The numbers for a reverse break-up fee (which is the fee that will be paid by the buyer if a deal falls apart) of this kind would not likely be small.  For perspective, when private equity firms KKR and Texas Pacific struck a deal to buyout power company TXU for $31.8b, the “reverse breakup fee” was $1b.  When credit card processor First Data was acquired for $29b, the reverse breakup fee was $700m (data source: FactSet MergerMetrics). 

At upwards of $44b, Microsoft’s bid for Yahoo could easily have similarly large fees.  Microsoft may not be willing to gamble hundreds of millions of dollars, even potentially more than a billion dollars, on the risks of regulatory approvals.

If a higher price and these kinds of deal terms can’t be agreed upon, one of Microsoft’s alternatives is to escalate their efforts on Wall Street and attempt  to go around the board of directors in a truly hostile takeover could be equally, if not more, costly.    Yahoo’s corporate formation documents include “poison pills” and other anti-takeover measures.   Microsoft would have to gain majority shareholder support and likely elect a new board of directors to break the log jam.

Proceeding without management support could have additional negative consequences too.

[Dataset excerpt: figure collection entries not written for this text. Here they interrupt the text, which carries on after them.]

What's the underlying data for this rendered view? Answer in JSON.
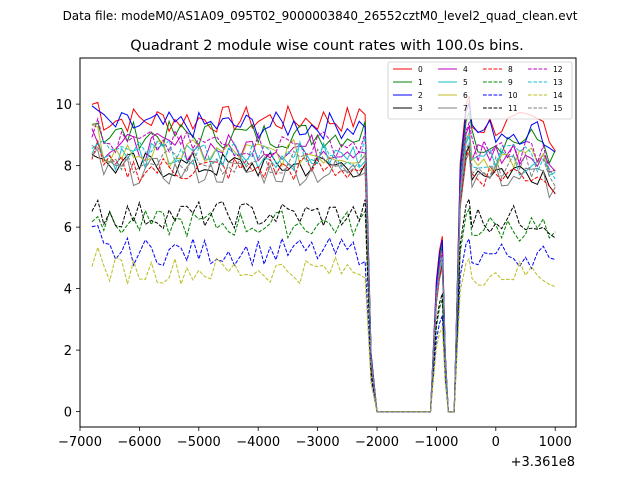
{
  "suptitle": "Data file: modeM0/AS1A09_095T02_9000003840_26552cztM0_level2_quad_clean.evt",
  "chart_data": {
    "type": "line",
    "title": "Quadrant 2 module wise count rates with 100.0s bins.",
    "xlabel": "",
    "ylabel": "",
    "x_offset_label": "+3.361e8",
    "xlim": [
      -7000,
      1350
    ],
    "ylim": [
      -0.5,
      11.5
    ],
    "x_ticks": [
      -7000,
      -6000,
      -5000,
      -4000,
      -3000,
      -2000,
      -1000,
      0,
      1000
    ],
    "x_tick_labels": [
      "−7000",
      "−6000",
      "−5000",
      "−4000",
      "−3000",
      "−2000",
      "−1000",
      "0",
      "1000"
    ],
    "y_ticks": [
      0,
      2,
      4,
      6,
      8,
      10
    ],
    "y_tick_labels": [
      "0",
      "2",
      "4",
      "6",
      "8",
      "10"
    ],
    "grid": false,
    "legend": {
      "placement": "top-right",
      "columns": 4
    },
    "series": [
      {
        "name": "0",
        "color": "#ff0000",
        "dash": "solid",
        "level": 9.5
      },
      {
        "name": "1",
        "color": "#008000",
        "dash": "solid",
        "level": 9.0
      },
      {
        "name": "2",
        "color": "#0000ff",
        "dash": "solid",
        "level": 9.3
      },
      {
        "name": "3",
        "color": "#000000",
        "dash": "solid",
        "level": 8.0
      },
      {
        "name": "4",
        "color": "#bf00bf",
        "dash": "solid",
        "level": 8.6
      },
      {
        "name": "5",
        "color": "#17becf",
        "dash": "solid",
        "level": 8.3
      },
      {
        "name": "6",
        "color": "#bcbd22",
        "dash": "solid",
        "level": 8.4
      },
      {
        "name": "7",
        "color": "#7f7f7f",
        "dash": "solid",
        "level": 7.8
      },
      {
        "name": "8",
        "color": "#ff0000",
        "dash": "dashed",
        "level": 7.9
      },
      {
        "name": "9",
        "color": "#008000",
        "dash": "dashed",
        "level": 6.1
      },
      {
        "name": "10",
        "color": "#0000ff",
        "dash": "dashed",
        "level": 5.2
      },
      {
        "name": "11",
        "color": "#000000",
        "dash": "dashed",
        "level": 6.4
      },
      {
        "name": "12",
        "color": "#bf00bf",
        "dash": "dashed",
        "level": 8.7
      },
      {
        "name": "13",
        "color": "#17becf",
        "dash": "dashed",
        "level": 8.4
      },
      {
        "name": "14",
        "color": "#bcbd22",
        "dash": "dashed",
        "level": 4.6
      },
      {
        "name": "15",
        "color": "#7f7f7f",
        "dash": "dashed",
        "level": 8.1
      }
    ]
  }
}
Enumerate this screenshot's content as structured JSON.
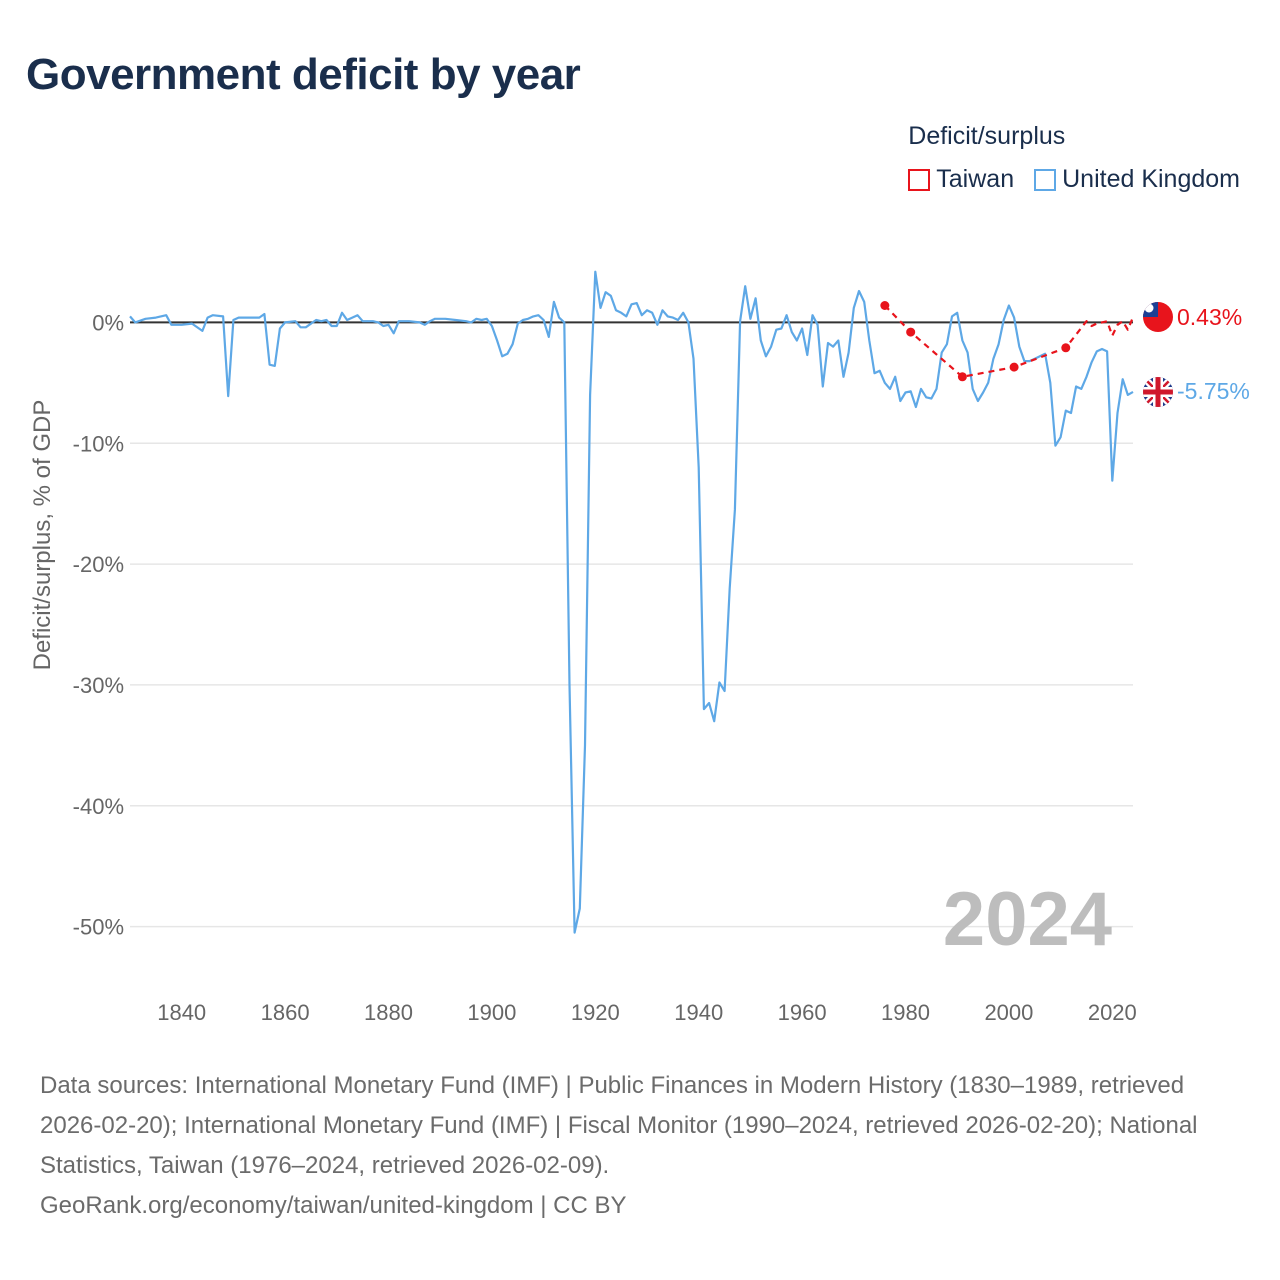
{
  "title": "Government deficit by year",
  "legend": {
    "title": "Deficit/surplus",
    "items": [
      {
        "label": "Taiwan",
        "color": "#e8141c"
      },
      {
        "label": "United Kingdom",
        "color": "#5ea8e6"
      }
    ]
  },
  "year_label": "2024",
  "footer": {
    "sources": "Data sources: International Monetary Fund (IMF) | Public Finances in Modern History (1830–1989, retrieved 2026-02-20); International Monetary Fund (IMF) | Fiscal Monitor (1990–2024, retrieved 2026-02-20); National Statistics, Taiwan (1976–2024, retrieved 2026-02-09).",
    "link": "GeoRank.org/economy/taiwan/united-kingdom | CC BY"
  },
  "chart_data": {
    "type": "line",
    "title": "Government deficit by year",
    "xlabel": "",
    "ylabel": "Deficit/surplus, % of GDP",
    "xlim": [
      1830,
      2024
    ],
    "ylim": [
      -55,
      5
    ],
    "x_ticks": [
      1840,
      1860,
      1880,
      1900,
      1920,
      1940,
      1960,
      1980,
      2000,
      2020
    ],
    "x_tick_labels": [
      "1840",
      "1860",
      "1880",
      "1900",
      "1920",
      "1940",
      "1960",
      "1980",
      "2000",
      "2020"
    ],
    "y_ticks": [
      0,
      -10,
      -20,
      -30,
      -40,
      -50
    ],
    "y_tick_labels": [
      "0%",
      "-10%",
      "-20%",
      "-30%",
      "-40%",
      "-50%"
    ],
    "series": [
      {
        "name": "Taiwan",
        "color": "#e8141c",
        "style": "dashed",
        "end_label": "0.43%",
        "points": [
          [
            1976,
            1.4
          ],
          [
            1981,
            -0.8
          ],
          [
            1991,
            -4.5
          ],
          [
            2001,
            -3.7
          ],
          [
            2011,
            -2.1
          ],
          [
            2015,
            0.1
          ],
          [
            2016,
            -0.3
          ],
          [
            2017,
            -0.1
          ],
          [
            2018,
            0.0
          ],
          [
            2019,
            0.1
          ],
          [
            2020,
            -1.1
          ],
          [
            2021,
            -0.2
          ],
          [
            2022,
            0.1
          ],
          [
            2023,
            -0.6
          ],
          [
            2024,
            0.43
          ]
        ],
        "markers_at": [
          1976,
          1981,
          1991,
          2001,
          2011
        ]
      },
      {
        "name": "United Kingdom",
        "color": "#5ea8e6",
        "style": "solid",
        "end_label": "-5.75%",
        "points": [
          [
            1830,
            0.5
          ],
          [
            1831,
            0.0
          ],
          [
            1833,
            0.3
          ],
          [
            1835,
            0.4
          ],
          [
            1837,
            0.6
          ],
          [
            1838,
            -0.2
          ],
          [
            1840,
            -0.2
          ],
          [
            1842,
            -0.1
          ],
          [
            1844,
            -0.7
          ],
          [
            1845,
            0.4
          ],
          [
            1846,
            0.6
          ],
          [
            1848,
            0.5
          ],
          [
            1849,
            -6.1
          ],
          [
            1850,
            0.2
          ],
          [
            1851,
            0.4
          ],
          [
            1853,
            0.4
          ],
          [
            1855,
            0.4
          ],
          [
            1856,
            0.7
          ],
          [
            1857,
            -3.5
          ],
          [
            1858,
            -3.6
          ],
          [
            1859,
            -0.5
          ],
          [
            1860,
            0.0
          ],
          [
            1862,
            0.1
          ],
          [
            1863,
            -0.4
          ],
          [
            1864,
            -0.4
          ],
          [
            1866,
            0.2
          ],
          [
            1867,
            0.1
          ],
          [
            1868,
            0.2
          ],
          [
            1869,
            -0.3
          ],
          [
            1870,
            -0.3
          ],
          [
            1871,
            0.8
          ],
          [
            1872,
            0.2
          ],
          [
            1874,
            0.6
          ],
          [
            1875,
            0.1
          ],
          [
            1877,
            0.1
          ],
          [
            1878,
            0.0
          ],
          [
            1879,
            -0.3
          ],
          [
            1880,
            -0.2
          ],
          [
            1881,
            -0.9
          ],
          [
            1882,
            0.1
          ],
          [
            1884,
            0.1
          ],
          [
            1886,
            0.0
          ],
          [
            1887,
            -0.2
          ],
          [
            1888,
            0.1
          ],
          [
            1889,
            0.3
          ],
          [
            1891,
            0.3
          ],
          [
            1893,
            0.2
          ],
          [
            1895,
            0.1
          ],
          [
            1896,
            0.0
          ],
          [
            1897,
            0.3
          ],
          [
            1898,
            0.2
          ],
          [
            1899,
            0.3
          ],
          [
            1900,
            -0.3
          ],
          [
            1901,
            -1.5
          ],
          [
            1902,
            -2.8
          ],
          [
            1903,
            -2.6
          ],
          [
            1904,
            -1.8
          ],
          [
            1905,
            -0.1
          ],
          [
            1906,
            0.2
          ],
          [
            1907,
            0.3
          ],
          [
            1908,
            0.5
          ],
          [
            1909,
            0.6
          ],
          [
            1910,
            0.2
          ],
          [
            1911,
            -1.2
          ],
          [
            1912,
            1.7
          ],
          [
            1913,
            0.4
          ],
          [
            1914,
            0.0
          ],
          [
            1915,
            -30.0
          ],
          [
            1916,
            -50.5
          ],
          [
            1917,
            -48.5
          ],
          [
            1918,
            -35.0
          ],
          [
            1919,
            -6.0
          ],
          [
            1920,
            4.2
          ],
          [
            1921,
            1.2
          ],
          [
            1922,
            2.5
          ],
          [
            1923,
            2.2
          ],
          [
            1924,
            1.0
          ],
          [
            1925,
            0.8
          ],
          [
            1926,
            0.5
          ],
          [
            1927,
            1.5
          ],
          [
            1928,
            1.6
          ],
          [
            1929,
            0.6
          ],
          [
            1930,
            1.0
          ],
          [
            1931,
            0.8
          ],
          [
            1932,
            -0.2
          ],
          [
            1933,
            1.0
          ],
          [
            1934,
            0.5
          ],
          [
            1935,
            0.4
          ],
          [
            1936,
            0.2
          ],
          [
            1937,
            0.8
          ],
          [
            1938,
            0.0
          ],
          [
            1939,
            -3.0
          ],
          [
            1940,
            -12.0
          ],
          [
            1941,
            -32.0
          ],
          [
            1942,
            -31.5
          ],
          [
            1943,
            -33.0
          ],
          [
            1944,
            -29.8
          ],
          [
            1945,
            -30.5
          ],
          [
            1946,
            -22.0
          ],
          [
            1947,
            -15.5
          ],
          [
            1948,
            0.1
          ],
          [
            1949,
            3.0
          ],
          [
            1950,
            0.3
          ],
          [
            1951,
            2.0
          ],
          [
            1952,
            -1.5
          ],
          [
            1953,
            -2.8
          ],
          [
            1954,
            -2.0
          ],
          [
            1955,
            -0.6
          ],
          [
            1956,
            -0.5
          ],
          [
            1957,
            0.6
          ],
          [
            1958,
            -0.8
          ],
          [
            1959,
            -1.5
          ],
          [
            1960,
            -0.5
          ],
          [
            1961,
            -2.7
          ],
          [
            1962,
            0.6
          ],
          [
            1963,
            -0.2
          ],
          [
            1964,
            -5.3
          ],
          [
            1965,
            -1.7
          ],
          [
            1966,
            -2.0
          ],
          [
            1967,
            -1.5
          ],
          [
            1968,
            -4.5
          ],
          [
            1969,
            -2.5
          ],
          [
            1970,
            1.2
          ],
          [
            1971,
            2.6
          ],
          [
            1972,
            1.7
          ],
          [
            1973,
            -1.5
          ],
          [
            1974,
            -4.2
          ],
          [
            1975,
            -4.0
          ],
          [
            1976,
            -5.0
          ],
          [
            1977,
            -5.5
          ],
          [
            1978,
            -4.5
          ],
          [
            1979,
            -6.5
          ],
          [
            1980,
            -5.8
          ],
          [
            1981,
            -5.7
          ],
          [
            1982,
            -7.0
          ],
          [
            1983,
            -5.5
          ],
          [
            1984,
            -6.2
          ],
          [
            1985,
            -6.3
          ],
          [
            1986,
            -5.5
          ],
          [
            1987,
            -2.5
          ],
          [
            1988,
            -1.8
          ],
          [
            1989,
            0.5
          ],
          [
            1990,
            0.8
          ],
          [
            1991,
            -1.5
          ],
          [
            1992,
            -2.5
          ],
          [
            1993,
            -5.5
          ],
          [
            1994,
            -6.5
          ],
          [
            1995,
            -5.8
          ],
          [
            1996,
            -5.0
          ],
          [
            1997,
            -3.0
          ],
          [
            1998,
            -1.8
          ],
          [
            1999,
            0.2
          ],
          [
            2000,
            1.4
          ],
          [
            2001,
            0.4
          ],
          [
            2002,
            -2.0
          ],
          [
            2003,
            -3.2
          ],
          [
            2004,
            -3.2
          ],
          [
            2005,
            -3.0
          ],
          [
            2006,
            -2.8
          ],
          [
            2007,
            -2.6
          ],
          [
            2008,
            -5.0
          ],
          [
            2009,
            -10.2
          ],
          [
            2010,
            -9.5
          ],
          [
            2011,
            -7.3
          ],
          [
            2012,
            -7.5
          ],
          [
            2013,
            -5.3
          ],
          [
            2014,
            -5.5
          ],
          [
            2015,
            -4.5
          ],
          [
            2016,
            -3.3
          ],
          [
            2017,
            -2.4
          ],
          [
            2018,
            -2.2
          ],
          [
            2019,
            -2.4
          ],
          [
            2020,
            -13.1
          ],
          [
            2021,
            -7.5
          ],
          [
            2022,
            -4.7
          ],
          [
            2023,
            -6.0
          ],
          [
            2024,
            -5.75
          ]
        ]
      }
    ]
  }
}
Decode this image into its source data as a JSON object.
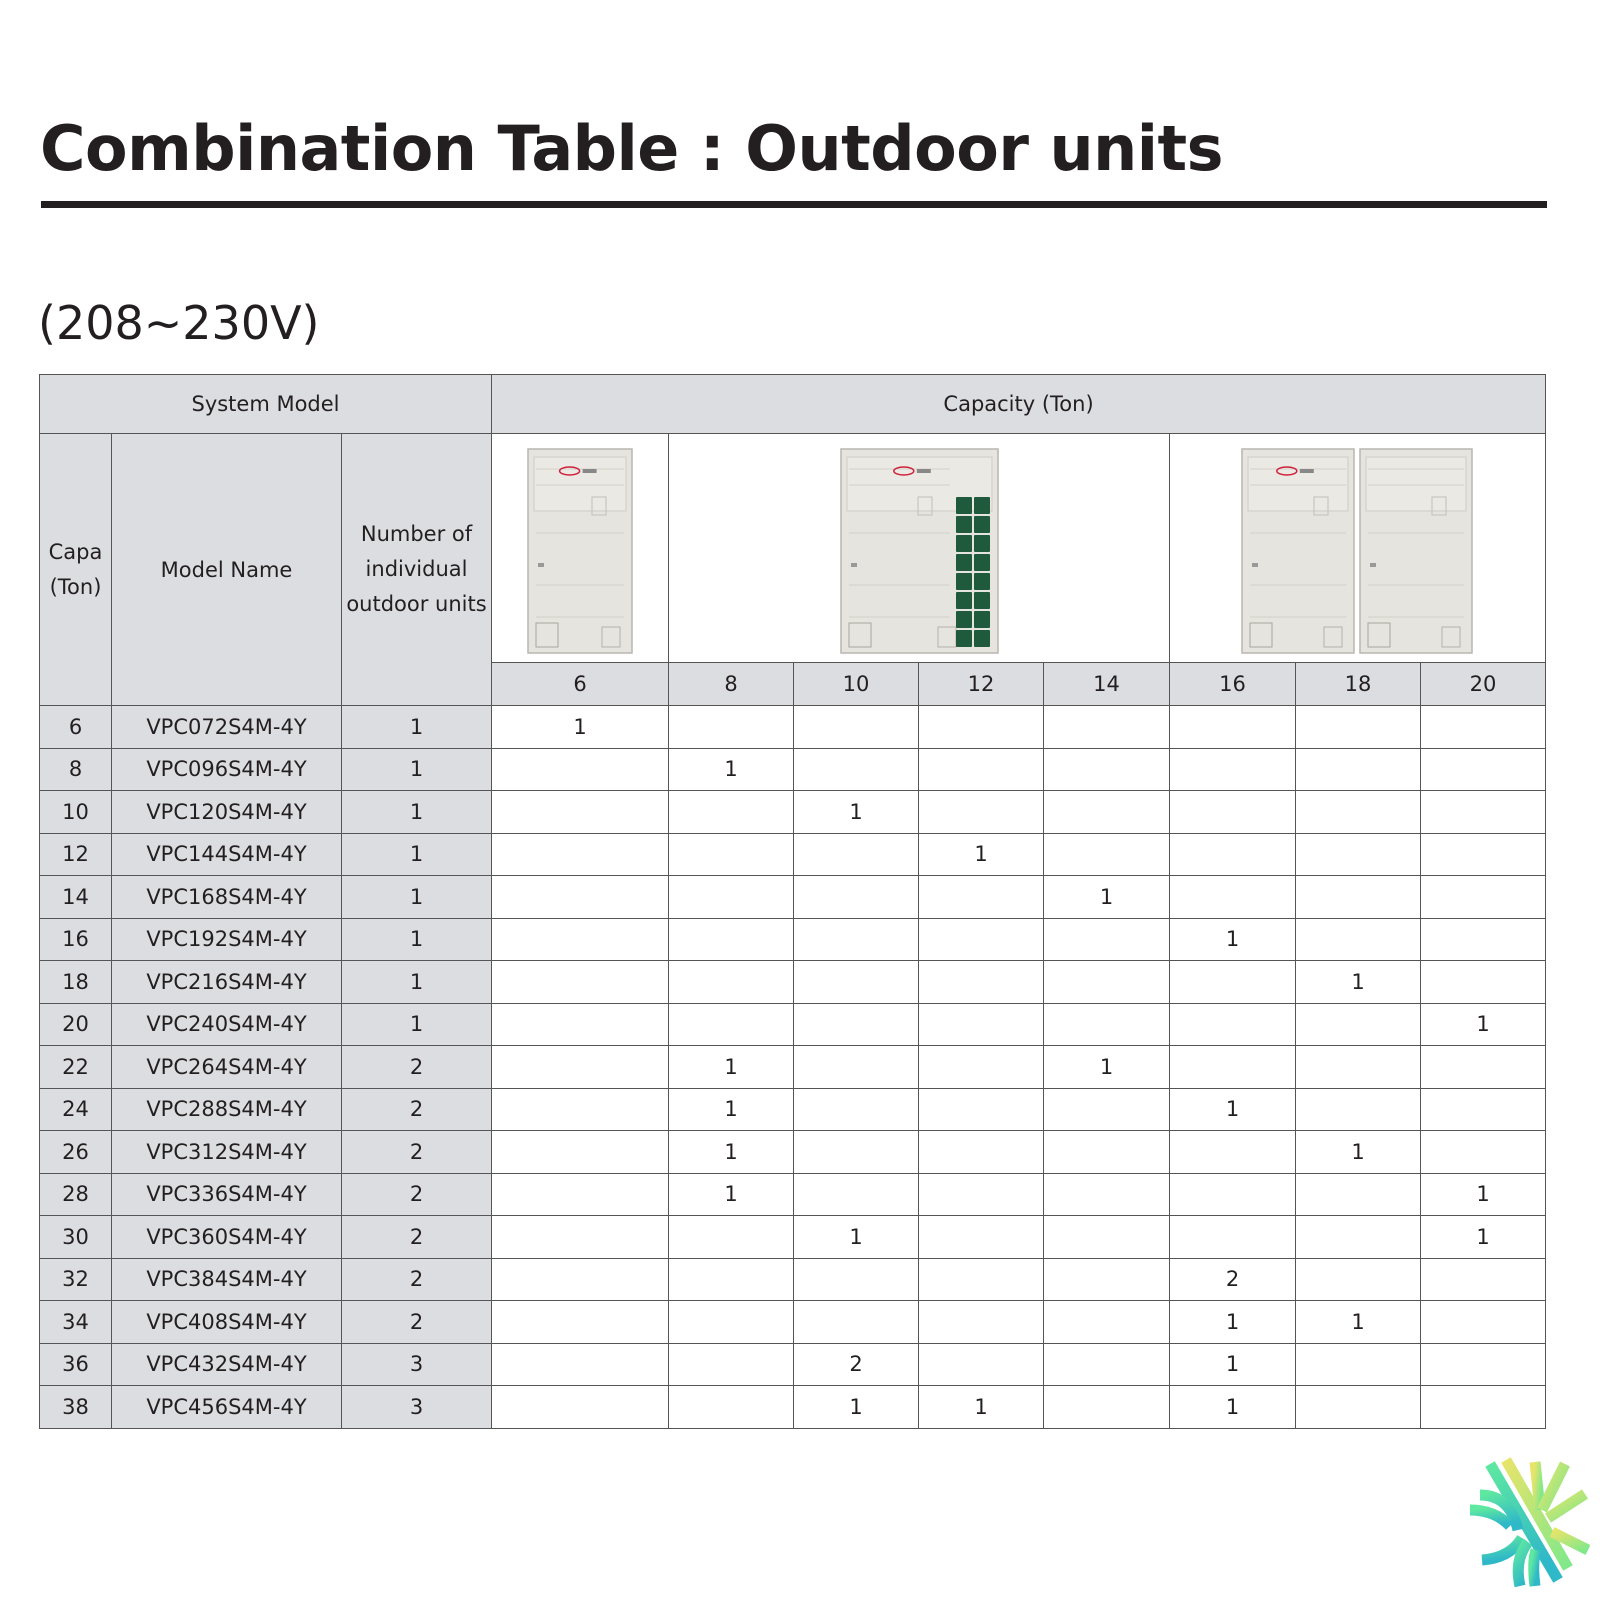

Tech companies, like Yahoo, rely heavily on their corporate culture and engineering talent for success.   Hostile takeovers, which by definition lack management support, pose a significant risk of damaging that intellectual capital and scarring the heart of the very assets Microsoft is hoping to acquire: Yahoo’s staff.

If the Wall Street Journal’s report is accurate, things could soon get a lot more complicated.